Но вернемся в мастерскую Судакова. Там я подарил свежий экземпляр своего романа с названием из трех букв «Тля» Леониду Леонову. Дня через два Леонид Максимович позвонил мне домой и, не давая оценки роману, сказал:
— А вы отчаянный человек. Совершенно бесстрашный. Я восхищаюсь вами и боюсь за вас. Берегите буйну голову, она вам и вашим почитателям еще пригодится.
Через несколько дней мы снова встретились, с Леонидом Максимовичем в мастерской. Он внимательно посмотрел на меня, будто видел впервые и в присутствии Павла Федоровича сказал:
— А я вас сегодня во сне видел.
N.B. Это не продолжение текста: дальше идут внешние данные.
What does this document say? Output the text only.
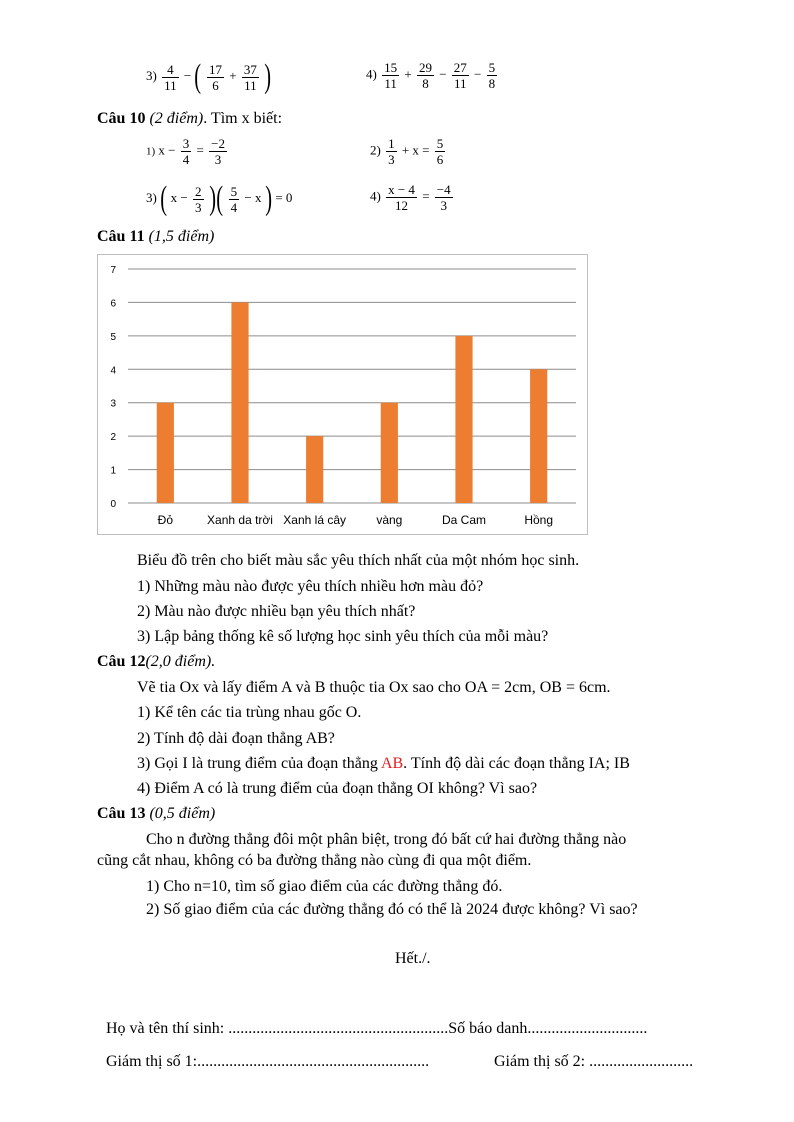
$3) \frac{4}{11}$ − ( $\frac{17}{6} + \frac{37}{11}$ )	$4) \frac{15}{11} + \frac{29}{8} - \frac{27}{11} - \frac{5}{8}$
Câu 10 (2 điểm). Tìm x biết:
1) $x - \frac{3}{4} = \frac{-2}{3}$	$2) \frac{1}{3} + x = \frac{5}{6}$
3) ( $x - \frac{2}{3}$ )( $\frac{5}{4} - x$ ) = 0	$4) \frac{x - 4}{12} = \frac{-4}{3}$
Câu 11 (1,5 điểm)
0
1
2
3
4
5
6
7
Đỏ	Xanh da trời Xanh lá cây	vàng	Da Cam	Hồng
Biểu đồ trên cho biết màu sắc yêu thích nhất của một nhóm học sinh.
1) Những màu nào được yêu thích nhiều hơn màu đỏ?
2) Màu nào được nhiều bạn yêu thích nhất?
3) Lập bảng thống kê số lượng học sinh yêu thích của mỗi màu?
Câu 12(2,0 điểm).
Vẽ tia Ox và lấy điểm A và B thuộc tia Ox sao cho OA = 2cm, OB = 6cm.
1) Kể tên các tia trùng nhau gốc O.
2) Tính độ dài đoạn thẳng AB?
3) Gọi I là trung điểm của đoạn thẳng AB. Tính độ dài các đoạn thẳng IA; IB
4) Điểm A có là trung điểm của đoạn thẳng OI không? Vì sao?
Câu 13 (0,5 điểm)
Cho n đường thẳng đôi một phân biệt, trong đó bất cứ hai đường thẳng nào
cũng cắt nhau, không có ba đường thẳng nào cùng đi qua một điểm.
1) Cho n=10, tìm số giao điểm của các đường thẳng đó.
2) Số giao điểm của các đường thẳng đó có thể là 2024 được không? Vì sao?
Hết./.
Họ và tên thí sinh: .......................................................Số báo danh..............................
Giám thị số 1:..........................................................	Giám thị số 2: ..........................
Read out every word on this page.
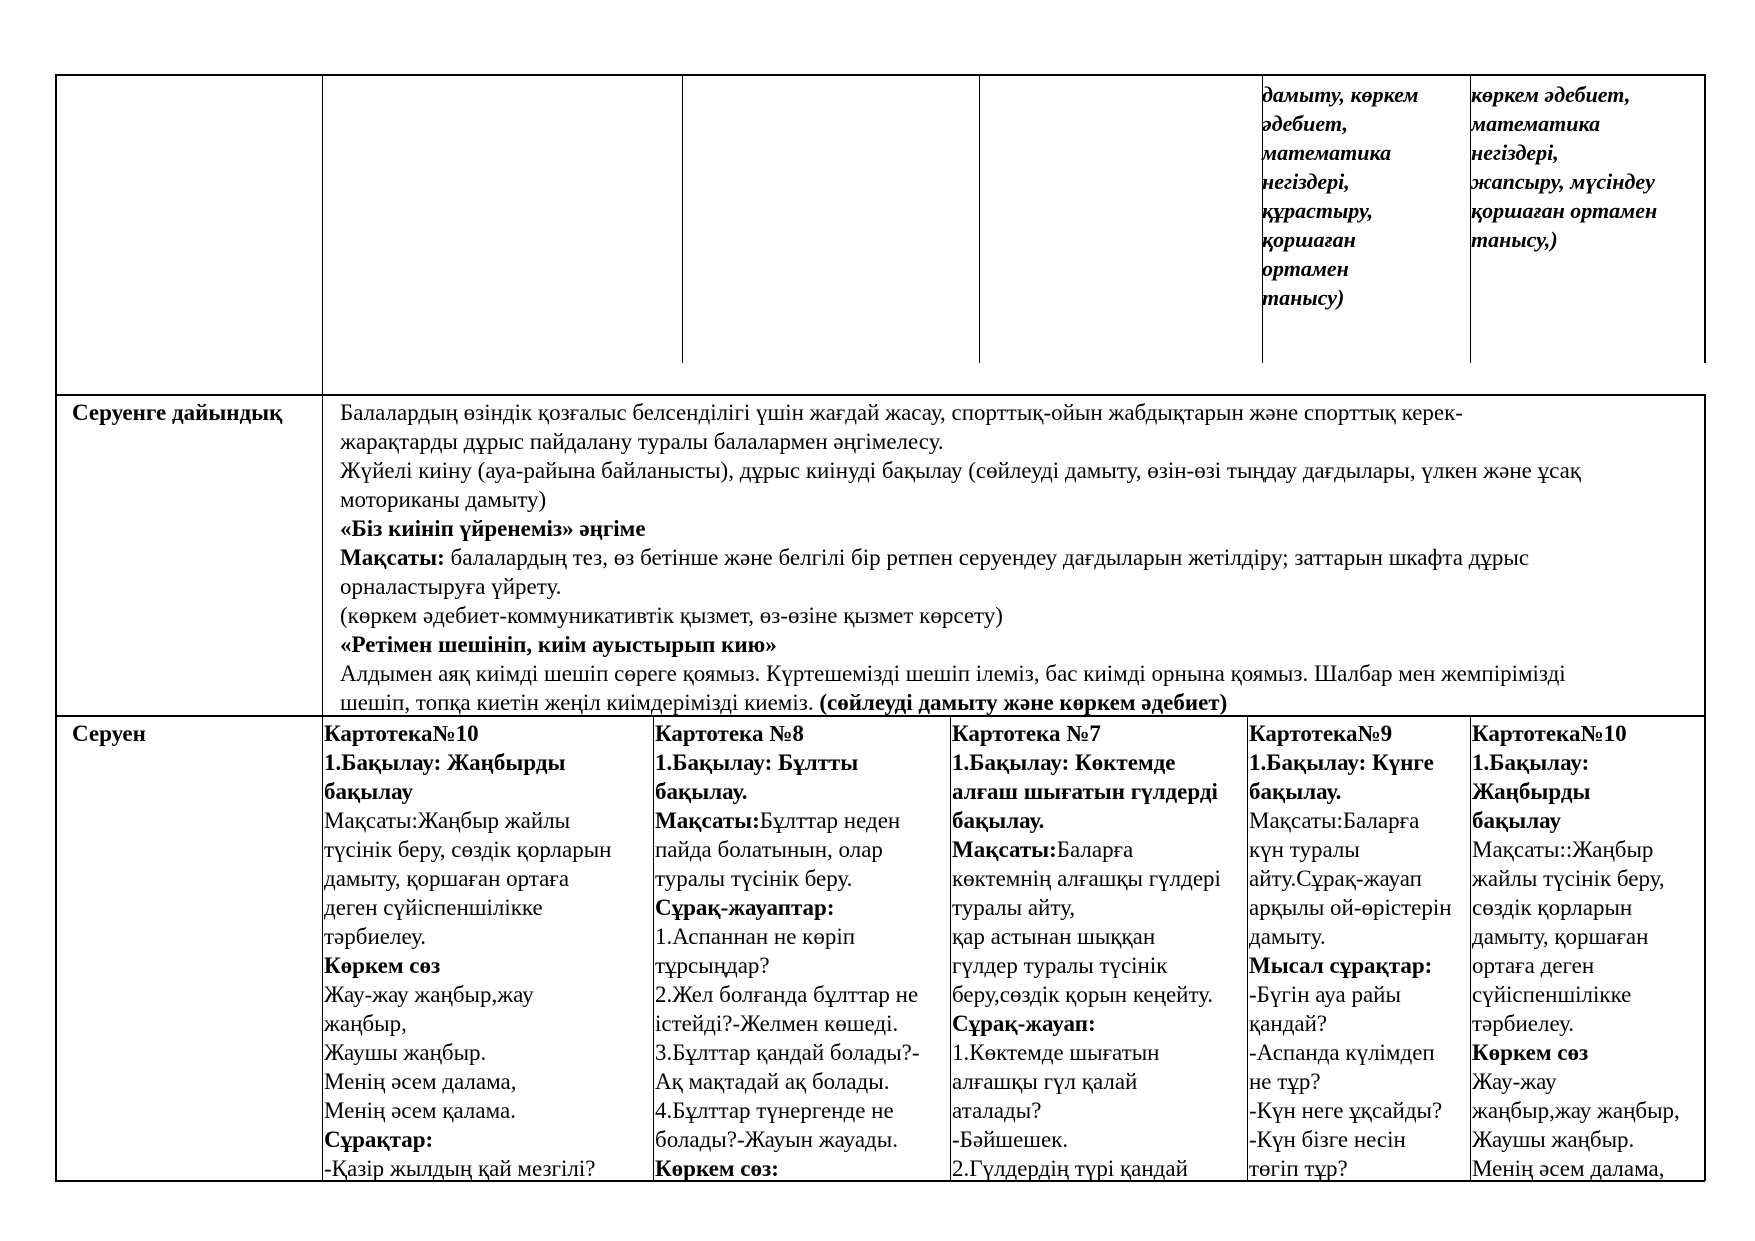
дамыту, көркем
әдебиет,
математика
негіздері,
құрастыру,
қоршаған
ортамен
танысу)
көркем әдебиет,
математика
негіздері,
жапсыру, мүсіндеу
қоршаған ортамен
танысу,)
Серуенге дайындық	Балалардың өзіндік қозғалыс белсенділігі үшін жағдай жасау, спорттық-ойын жабдықтарын және спорттық керек-
жарақтарды дұрыс пайдалану туралы балалармен әңгімелесу.
Жүйелі киіну (ауа-райына байланысты), дұрыс киінуді бақылау (сөйлеуді дамыту, өзін-өзі тыңдау дағдылары, үлкен және ұсақ
моториканы дамыту)
«Біз киініп үйренеміз» әңгіме
Мақсаты: балалардың тез, өз бетінше және белгілі бір ретпен серуендеу дағдыларын жетілдіру; заттарын шкафта дұрыс
орналастыруға үйрету.
(көркем әдебиет-коммуникативтік қызмет, өз-өзіне қызмет көрсету)
«Ретімен шешініп, киім ауыстырып кию»
Алдымен аяқ киімді шешіп сөреге қоямыз. Күртешемізді шешіп ілеміз, бас киімді орнына қоямыз. Шалбар мен жемпірімізді
шешіп, топқа киетін жеңіл киімдерімізді киеміз. (сөйлеуді дамыту және көркем әдебиет)
Серуен	Картотека№10
1.Бақылау: Жаңбырды
бақылау
Мақсаты:Жаңбыр жайлы
түсінік беру, сөздік қорларын
дамыту, қоршаған ортаға
деген сүйіспеншілікке
тәрбиелеу.
Көркем сөз
Жау-жау жаңбыр,жау
жаңбыр,
Жаушы жаңбыр.
Менің әсем далама,
Менің әсем қалама.
Сұрақтар:
-Қазір жылдың қай мезгілі?
Картотека №8
1.Бақылау: Бұлтты
бақылау.
Мақсаты:Бұлттар неден
пайда болатынын, олар
туралы түсінік беру.
Сұрақ-жауаптар:
1.Аспаннан не көріп
тұрсыңдар?
2.Жел болғанда бұлттар не
істейді?-Желмен көшеді.
3.Бұлттар қандай болады?-
Ақ мақтадай ақ болады.
4.Бұлттар түнергенде не
болады?-Жауын жауады.
Көркем сөз:
Картотека №7
1.Бақылау: Көктемде
алғаш шығатын гүлдерді
бақылау.
Мақсаты:Баларға
көктемнің алғашқы гүлдері
туралы айту,
қар астынан шыққан
гүлдер туралы түсінік
беру,сөздік қорын кеңейту.
Сұрақ-жауап:
1.Көктемде шығатын
алғашқы гүл қалай
аталады?
-Бәйшешек.
2.Гүлдердің түрі қандай
Картотека№9
1.Бақылау: Күнге
бақылау.
Мақсаты:Баларға
күн туралы
айту.Сұрақ-жауап
арқылы ой-өрістерін
дамыту.
Мысал сұрақтар:
-Бүгін ауа райы
қандай?
-Аспанда күлімдеп
не тұр?
-Күн неге ұқсайды?
-Күн бізге несін
төгіп тұр?
Картотека№10
1.Бақылау:
Жаңбырды
бақылау
Мақсаты::Жаңбыр
жайлы түсінік беру,
сөздік қорларын
дамыту, қоршаған
ортаға деген
сүйіспеншілікке
тәрбиелеу.
Көркем сөз
Жау-жау
жаңбыр,жау жаңбыр,
Жаушы жаңбыр.
Менің әсем далама,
Вы на белом коне и в черной казацкой бурке мчались и рубили воздух направо и налево. Нет, вы сорви голова, напомнили мне Маяковского. Я так не могу. Я давно дал себе слово не вмешиваться: бесполезно и не безопасно. У них сила, страшная сила.
— Говорят: волков бояться — в лес не ходить, — заметил я.
— Вы молод, вы не знаете повадки этих волков.
И он рассказал, как однажды в тридцатых годах он с Фадеевым и еще с каким-то (я не запомнил) писателем сидели в доме А.М.Горького у Никитских ворот в компании пьяного тогда всесильного палача Игуды (Ягоды). Разговор был беспредметный, ни о чем. Горький много курил и кашлял. Фадеев пил. Леонов молчал, и его молчание раздражало Ягоду. Вдруг он уставил на Леонида Максимовича налитые кровью пьяные глаза и сквозь зубы процедил:
«Леонов, когда ты перестанешь задевать моих евреев?» Леонид Максимович внутренне сжался и волнуясь проговорил: «Да что вы, Генрих Григорьевич… никогда не задевал. Мне ничего не надо, кроме карандаша, бумаги и чтоб крыша была над головой». А сам с тревогой подумал: слышит ли Горький эту угрозу? Защитит ли меня? Но Горький продолжал курить и кашлять, а Фадеев пить.
— Вам трудно это понять. А мне было страшно. Меня предупреждал палач, жаждущий крови. С тех пор я стою в стороне, от греха подальше, — говорил Леонид Максимович.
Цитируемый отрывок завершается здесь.